Elia-Gemeinde: Konkret-lokale Globalisierungskritik - 22.08.2009

ERLANGEN (pm) - Engagiert wollen sie sein, lebensnah, innovativ und ansteckend - die Elia-Gemeinde, die ihren Kunstnamen aus den Anfangsbuchstaben ihrer erstrebten Eigenschaften ableitet. Am Montag, ...


Das Logo, das sich die evangelischen Stadtgemeinden übergreifende Elia-Gemeinde gegeben hat, verweist bereits auf ihr konkretes Anliegen: «fairlangen» soll heißen, dass man dem Problem globaler Armut durch lokales Gegensteuern begegnet. Die Elia-Gemeinde und ihr Internet-Auftritt fairlangen.org bricht das globale Problem auf den Erlanger Alltag herunter: Die Initiative hat sich zum Ziel gesetzt Menschen im Raum Erlangen konkrete Ideen, Tipps und Anstöße zu geben, die dem Interessierten helfen nachhaltig und fair zu leben.

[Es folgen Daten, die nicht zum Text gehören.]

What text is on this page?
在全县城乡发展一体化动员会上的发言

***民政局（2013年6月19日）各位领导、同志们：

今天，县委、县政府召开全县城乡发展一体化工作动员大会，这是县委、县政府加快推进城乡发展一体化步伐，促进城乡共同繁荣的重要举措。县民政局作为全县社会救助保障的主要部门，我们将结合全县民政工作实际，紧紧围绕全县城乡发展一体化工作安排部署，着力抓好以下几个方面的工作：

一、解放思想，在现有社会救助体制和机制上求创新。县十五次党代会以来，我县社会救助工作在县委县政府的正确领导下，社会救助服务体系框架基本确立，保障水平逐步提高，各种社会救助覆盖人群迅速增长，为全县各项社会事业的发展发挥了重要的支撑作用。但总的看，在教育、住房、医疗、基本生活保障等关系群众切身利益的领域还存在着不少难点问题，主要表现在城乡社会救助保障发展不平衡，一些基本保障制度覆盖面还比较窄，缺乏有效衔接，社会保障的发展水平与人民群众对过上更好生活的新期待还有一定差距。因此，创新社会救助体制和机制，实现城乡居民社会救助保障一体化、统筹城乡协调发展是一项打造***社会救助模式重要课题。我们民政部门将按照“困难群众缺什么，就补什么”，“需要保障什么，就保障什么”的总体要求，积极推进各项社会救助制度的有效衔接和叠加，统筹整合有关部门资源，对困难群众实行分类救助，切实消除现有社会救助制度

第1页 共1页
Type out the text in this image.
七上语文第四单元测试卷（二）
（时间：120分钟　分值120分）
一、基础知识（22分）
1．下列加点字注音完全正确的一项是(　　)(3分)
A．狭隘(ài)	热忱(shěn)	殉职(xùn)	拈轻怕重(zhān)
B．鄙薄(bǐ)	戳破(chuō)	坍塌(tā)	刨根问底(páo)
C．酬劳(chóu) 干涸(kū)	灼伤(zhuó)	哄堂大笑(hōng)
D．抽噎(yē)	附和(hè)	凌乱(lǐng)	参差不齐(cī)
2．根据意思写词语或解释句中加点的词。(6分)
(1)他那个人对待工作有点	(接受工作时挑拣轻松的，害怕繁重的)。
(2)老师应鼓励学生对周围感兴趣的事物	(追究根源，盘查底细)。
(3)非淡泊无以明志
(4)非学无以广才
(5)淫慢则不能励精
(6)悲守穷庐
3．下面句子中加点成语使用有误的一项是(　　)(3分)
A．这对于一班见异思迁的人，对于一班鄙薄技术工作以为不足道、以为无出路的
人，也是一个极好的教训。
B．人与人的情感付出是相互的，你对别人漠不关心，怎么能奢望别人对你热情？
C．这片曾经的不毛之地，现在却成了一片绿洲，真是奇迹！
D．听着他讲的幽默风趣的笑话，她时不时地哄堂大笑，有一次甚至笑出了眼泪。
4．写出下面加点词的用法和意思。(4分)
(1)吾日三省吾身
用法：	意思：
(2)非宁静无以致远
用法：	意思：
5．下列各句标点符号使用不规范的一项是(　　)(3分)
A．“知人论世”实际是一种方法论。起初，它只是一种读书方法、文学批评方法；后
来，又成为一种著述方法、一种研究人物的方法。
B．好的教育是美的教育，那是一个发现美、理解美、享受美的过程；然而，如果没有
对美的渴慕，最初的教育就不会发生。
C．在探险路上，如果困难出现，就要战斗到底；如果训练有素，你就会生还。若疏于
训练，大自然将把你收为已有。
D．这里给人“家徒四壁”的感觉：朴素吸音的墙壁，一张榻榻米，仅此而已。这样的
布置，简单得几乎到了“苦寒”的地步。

In Rubriken gegliedert gibt die sehr übersichtliche und aktuelle Webseite neben einem konsumkritischen Einkaufsführer für Erlangen Anregungen zum Energiesparen, propagiert grünen Strom, «,faire» Geldanlage und Carsharing oder empfiehlt Aktionen und Organisationen in und um Erlangen zum Selbst-aktivwerden.

Die Idee zu dieser Plattform entstand, so erzählt es Pfarrer Daniel Hufeisen, während eines Kurses über Armut und soziale Gerechtigkeit der Micha-Initiative Anfang 2009 und wird von der Elia-Gemeinde getragen. Die Mitglieder (darunter auch «suchende» Nicht-Christen) wollen für die Bewahrung der Schöpfung sensibilisieren und bieten mit ihrem Internet-Auftritt, aber natürlich auch bei ihren Treffen, eine Plattform, die nicht beim schlechten Gewissen stehen bleiben will. Fast 200 Erwachsene und rund 100 Kinder zählt die Gemeinde, die sich regelmäßig im Gemeindehaus am Bohlenplatz trifft.